“There’s a mass of confusion between blockchain technology, which will have a big impact, and cryptocurrencies,” Mr. McKnight said. The former “is what investors should be looking at.”

A mature business devoting large resources to blockchain projects is I.B.M. It has about 15 commercial ventures focused on supply-chain management, he said, and it has “purposely stayed away from cryptocurrencies.”

Many professional investors find promise in the core blockchain technology, even as they scoff at the notion that it can be used to reinvent money. In a note to investors this year, Joe Davis, the head of Vanguard’s Investment Strategy Group, said he was “enthusiastic about the blockchain technology that makes Bitcoin possible.” But “as for Bitcoin the currency? I see a decent probability that its price goes to zero.”

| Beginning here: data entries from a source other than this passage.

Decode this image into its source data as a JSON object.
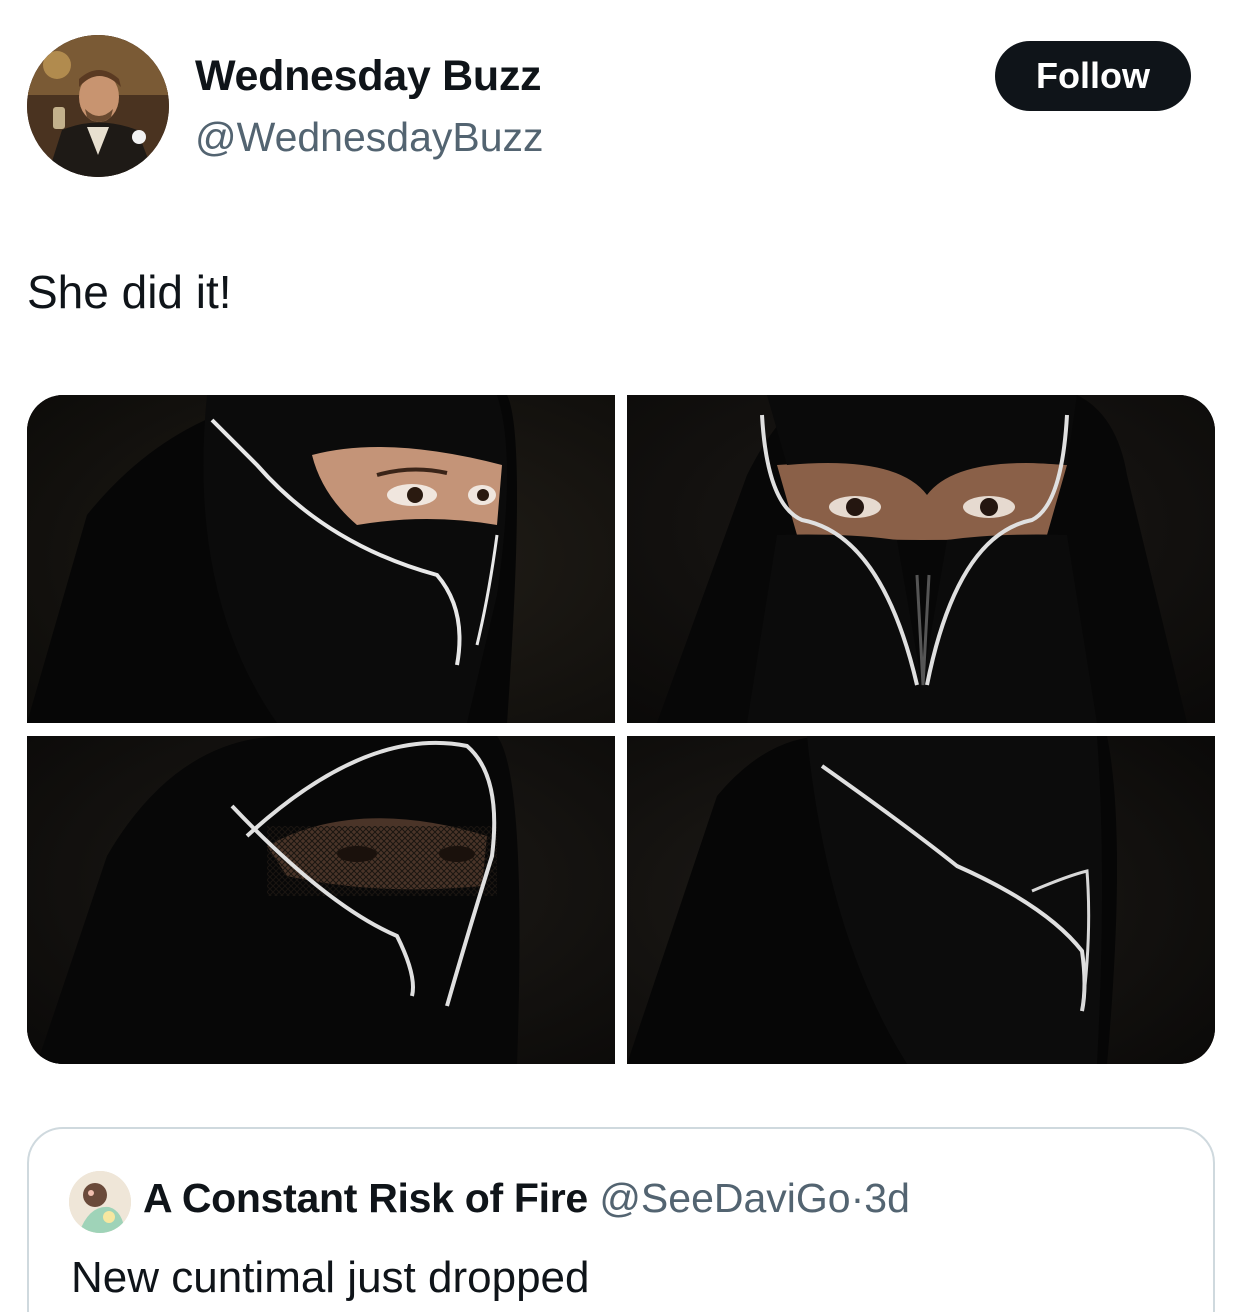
{
  "post": {
    "author": {
      "display_name": "Wednesday Buzz",
      "handle": "@WednesdayBuzz"
    },
    "follow_label": "Follow",
    "text": "She did it!",
    "media_count": 4
  },
  "quoted_post": {
    "author": {
      "display_name": "A Constant Risk of Fire",
      "handle": "@SeeDaviGo"
    },
    "separator": "·",
    "time": "3d",
    "text": "New cuntimal just dropped"
  },
  "colors": {
    "text_primary": "#0f1419",
    "text_secondary": "#536471",
    "button_bg": "#0f1419",
    "card_border": "#cfd9de",
    "background": "#ffffff"
  }
}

Even a believer in cryptocurrencies like Mr. Hougan said Bitcoin is inefficient, with “a slow, simple network” and limited programming capabilities.

But he wouldn’t rule it out as a portfolio holding. Because its price movements are minimally correlated with those of conventional assets, adding a modest allocation to Bitcoin to a 60 percent stock-40 percent bond portfolio could improve performance, he said. A study by Bitwise found that a 5 percent allocation would have doubled the Sharpe ratio, a measure of risk-adjusted returns, of such a portfolio between the end of 2013 and the end of March.

Because Bitcoin is so volatile, however, rebalancing the allocation is essential, Mr. Hougan added. If the desired weighting is 1 percent, he would sell back to that level whenever it reached 1.5 percent and buy more when it reached 0.5 percent.

The value of a Bitcoin rose to just under $7,000 from about $600 during the time of the study. Whether owning it or other cryptocurrencies will be as helpful if the price persistently falls remains to be seen. Mr. McKnight is skeptical.

“It’s buyer beware,” he said. “Don’t go into this space saying you’re going to pick this or that cryptocurrency without knowing anything. And you should not be using your living money.”